On se représente difficilement l’importance économique, culturelle et politique que ce lieu pouvait représenter dans l’Antiquité et dont parle Tite-Live : « C’était l’époque des Jeux Isthmiques, qui attiraient certes toujours beaucoup de monde, même en d’autres circonstances, en raison du goût inné de ces peuples pour le spectacle, grâce auquel il leur est donné de voir des concours de toutes sortes qui mettent en jeu la technique, la force physique et la vélocité ; de plus, ce lieu était un marché privilégié pour la Grèce et l’Asie du fait que son emplacement favorisé, au point de rencontre entre deux mers, offrait toutes les marchandises que les hommes peuvent rechercher. »
Dans l’Antiquité, l’Isthme est naturellement le passage obligé entre la Grèce centrale et le Péloponnèse. Cette situation stratégique en fait tout naturellement un carrefour économique et commercial : une voie pavée relie d’est en ouest le golfe Saronique au golfe de Corinthe. On transférait par cette route les navires, délestés de leur marchandises, de la mer Egée vers la mer ionienne.
Cette activité portuaire assura la prospérité de la cité de Corinthe qui contrôlait la région grâce à ses deux ports et recevait de substantiels bénéfices. Mais cette région devint aussi un lieu de rassemblement panhellénique avec une forte portée symbolique, grâce à la présence du sanctuaire de Poséidon, et surtout à l’institution du concours des Jeux Isthmiques, fondés en 582 av. J.C.
Restes des thermes romains et activités industrielles de l'Isthme (en haut)
L’origine de ces jeux serait la suivante. Selon la mythologie, Ino, poursuivie par son mari Athamas, se serait jetée dans le golfe Saronique avec son jeune fils Mélicerte. Un dauphin amena sur son dos le corps du défunt Mélicerte jusqu’au rivage d’Isthmia, où il reçut un culte sous le nom de Palémon, et des jeux funèbres auraient été organisés en son honneur par Sisyphe. D’autres traditions attribuent la fondation des Jeux à Thésée, pour expier le meurtre d’un proche (Sciron ou Sinis), et pour rivaliser avec Héraclès fondateur des Jeux Olympiques. On le voit,on a donc deux versions, l’une locale, et l’autre « athénienne », cherchant à valoriser Thésée, le héros national.
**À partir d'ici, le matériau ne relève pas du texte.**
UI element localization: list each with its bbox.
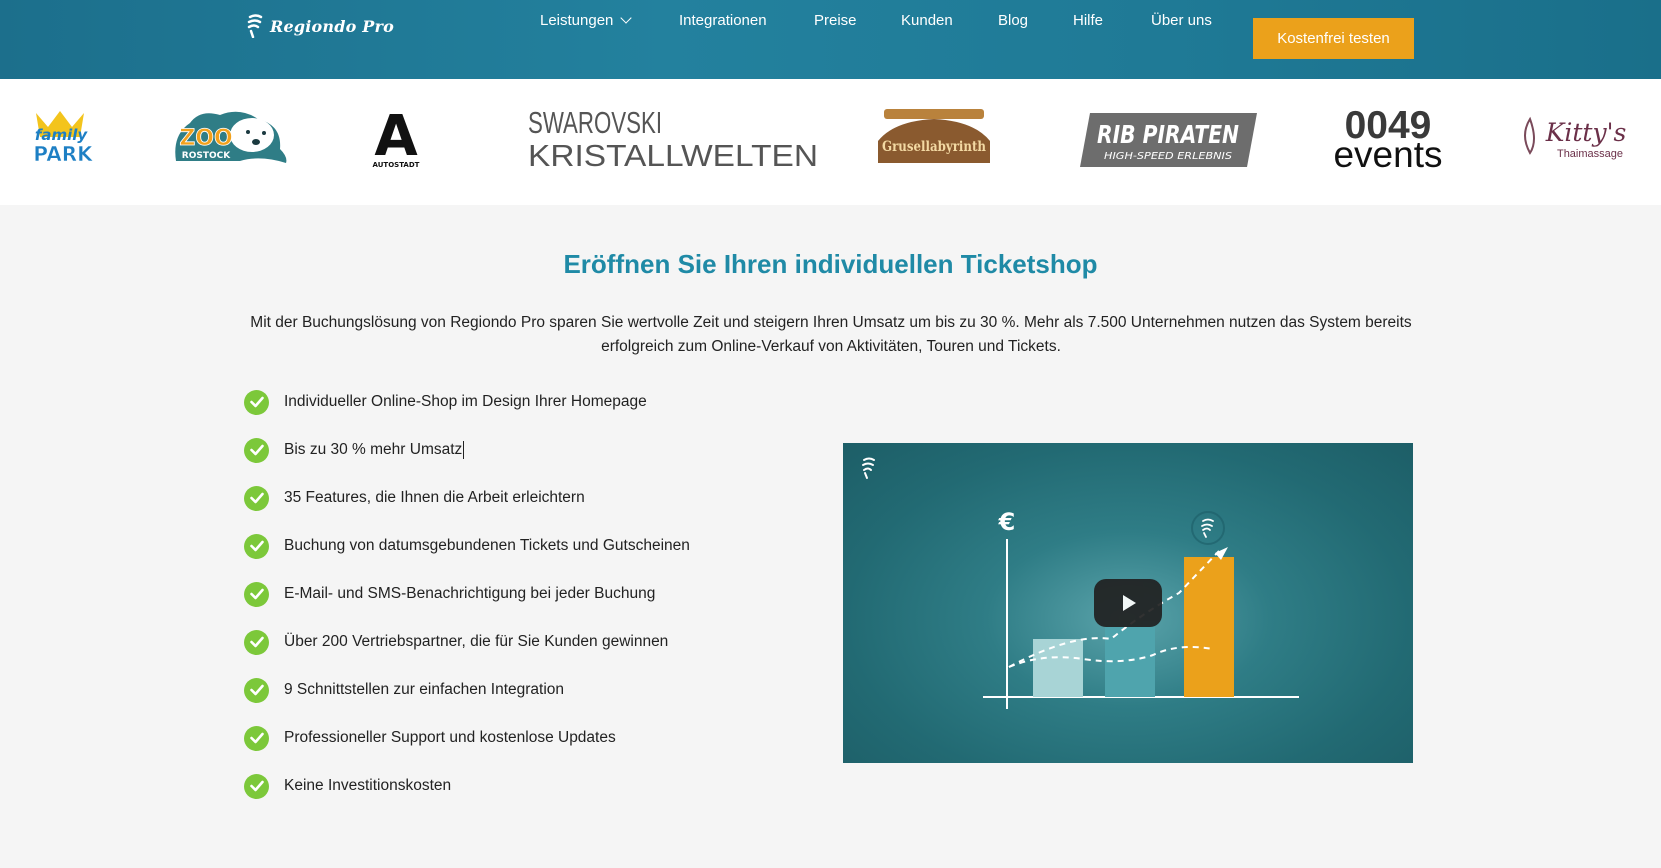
svg-text:A: A [374,105,418,169]
list-item: E-Mail- und SMS-Benachrichtigung bei jed… [244,581,655,607]
chevron-down-icon [620,12,633,24]
feature-text: E-Mail- und SMS-Benachrichtigung bei jed… [284,585,656,602]
logo-text: Regiondo Pro [270,16,395,36]
list-item: Über 200 Vertriebspartner, die für Sie K… [244,629,668,655]
feature-text: Bis zu 30 % mehr Umsatz [284,441,465,459]
feature-text: Buchung von datumsgebundenen Tickets und… [284,537,690,554]
logo-autostadt[interactable]: A AUTOSTADT [370,105,422,169]
list-item: Keine Investitionskosten [244,773,451,799]
svg-text:RIB PIRATEN: RIB PIRATEN [1097,120,1239,149]
logo-rib-piraten[interactable]: RIB PIRATEN HIGH-SPEED ERLEBNIS [1080,113,1257,167]
list-item: Individueller Online-Shop im Design Ihre… [244,389,647,415]
svg-text:AUTOSTADT: AUTOSTADT [373,161,420,169]
list-item: 9 Schnittstellen zur einfachen Integrati… [244,677,564,703]
logo-0049-events[interactable]: 0049 events [1330,107,1446,171]
logo-family-park[interactable]: family PARK [18,107,105,167]
play-icon [1123,595,1136,611]
nav-item-kunden[interactable]: Kunden [901,12,953,29]
svg-text:HIGH-SPEED ERLEBNIS: HIGH-SPEED ERLEBNIS [1104,151,1233,162]
check-icon [244,773,269,799]
feature-text: 9 Schnittstellen zur einfachen Integrati… [284,681,565,698]
video-player[interactable]: € [843,443,1413,763]
customer-logo-strip: family PARK ZOO ROSTOCK A AUTOSTADT SWAR… [0,79,1661,205]
chart-bar-1 [1033,639,1083,697]
zoo-rostock-logo: ZOO ROSTOCK [175,111,287,163]
nav-item-hilfe[interactable]: Hilfe [1073,12,1103,29]
svg-text:events: events [1333,134,1442,171]
autostadt-logo: A AUTOSTADT [373,105,420,169]
play-button[interactable] [1094,579,1162,627]
events-0049-logo: 0049 events [1333,107,1442,171]
logo-zoo-rostock[interactable]: ZOO ROSTOCK [170,105,290,167]
site-logo[interactable]: Regiondo Pro [246,14,394,38]
regiondo-logo-icon-small [1201,518,1214,538]
check-icon [244,533,269,559]
svg-text:KRISTALLWELTEN: KRISTALLWELTEN [528,138,818,169]
logo-grusellabyrinth[interactable]: Grusellabyrinth [874,107,994,167]
list-item: Professioneller Support und kostenlose U… [244,725,616,751]
check-icon [244,725,269,751]
nav-item-leistungen[interactable]: Leistungen [540,12,633,29]
chart-bar-3 [1184,557,1234,697]
nav-label: Leistungen [540,12,614,29]
list-item: 35 Features, die Ihnen die Arbeit erleic… [244,485,585,511]
nav-item-preise[interactable]: Preise [814,12,857,29]
feature-text: Professioneller Support und kostenlose U… [284,729,616,746]
svg-text:SWAROVSKI: SWAROVSKI [528,105,662,140]
feature-text: Keine Investitionskosten [284,777,452,794]
check-icon [244,581,269,607]
feature-text: 35 Features, die Ihnen die Arbeit erleic… [284,489,585,506]
svg-text:Kitty's: Kitty's [1545,118,1627,147]
nav-item-integrationen[interactable]: Integrationen [679,12,767,29]
section-title: Eröffnen Sie Ihren individuellen Tickets… [563,249,1098,279]
check-icon [244,437,269,463]
free-trial-button[interactable]: Kostenfrei testen [1253,18,1414,59]
regiondo-logo-icon [862,457,875,479]
nav-item-ueber-uns[interactable]: Über uns [1151,12,1212,29]
logo-swarovski-kristallwelten[interactable]: SWAROVSKI KRISTALLWELTEN [526,103,820,169]
regiondo-logo-icon [247,14,263,38]
svg-text:Thaimassage: Thaimassage [1557,148,1623,160]
intro-paragraph: Mit der Buchungslösung von Regiondo Pro … [250,314,1412,355]
site-header: Regiondo Pro Leistungen Integrationen Pr… [0,0,1661,79]
list-item: Bis zu 30 % mehr Umsatz [244,437,465,463]
rib-piraten-logo: RIB PIRATEN HIGH-SPEED ERLEBNIS [1080,113,1257,167]
chart-bar-2 [1105,621,1155,697]
check-icon [244,389,269,415]
check-icon [244,629,269,655]
grusellabyrinth-logo: Grusellabyrinth [878,109,990,163]
nav-item-blog[interactable]: Blog [998,12,1028,29]
feature-text: Über 200 Vertriebspartner, die für Sie K… [284,633,669,650]
feature-text: Individueller Online-Shop im Design Ihre… [284,393,647,410]
list-item: Buchung von datumsgebundenen Tickets und… [244,533,690,559]
euro-icon: € [998,508,1016,536]
check-icon [244,485,269,511]
svg-text:PARK: PARK [33,142,94,166]
kittys-logo: Kitty's Thaimassage [1524,116,1627,160]
svg-text:ZOO: ZOO [179,126,232,151]
swarovski-logo: SWAROVSKI KRISTALLWELTEN [528,105,818,169]
check-icon [244,677,269,703]
svg-text:ROSTOCK: ROSTOCK [182,151,231,161]
logo-kittys-thaimassage[interactable]: Kitty's Thaimassage [1518,113,1634,165]
family-park-logo: family PARK [33,111,94,166]
svg-text:Grusellabyrinth: Grusellabyrinth [882,139,986,155]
La première version semble la plus répandue et la mieux attestée. Outre Palémon, et Poséidon, détenteur du temple principal, d’autres divinités étaient honorées dans le sanctuaire : les Cyclopes (fils de Poséidon), Déméter, Koré, Dionysos, Artémis, Pluton… Mais l’ensemble du site n’a pas encore été fouillé. On devine bien l'emplacement du théâtre (photo ci-contre) par la cavité qui déforme le terrain mais l'endroit où l'on rendait ces cultes reste à découvrir.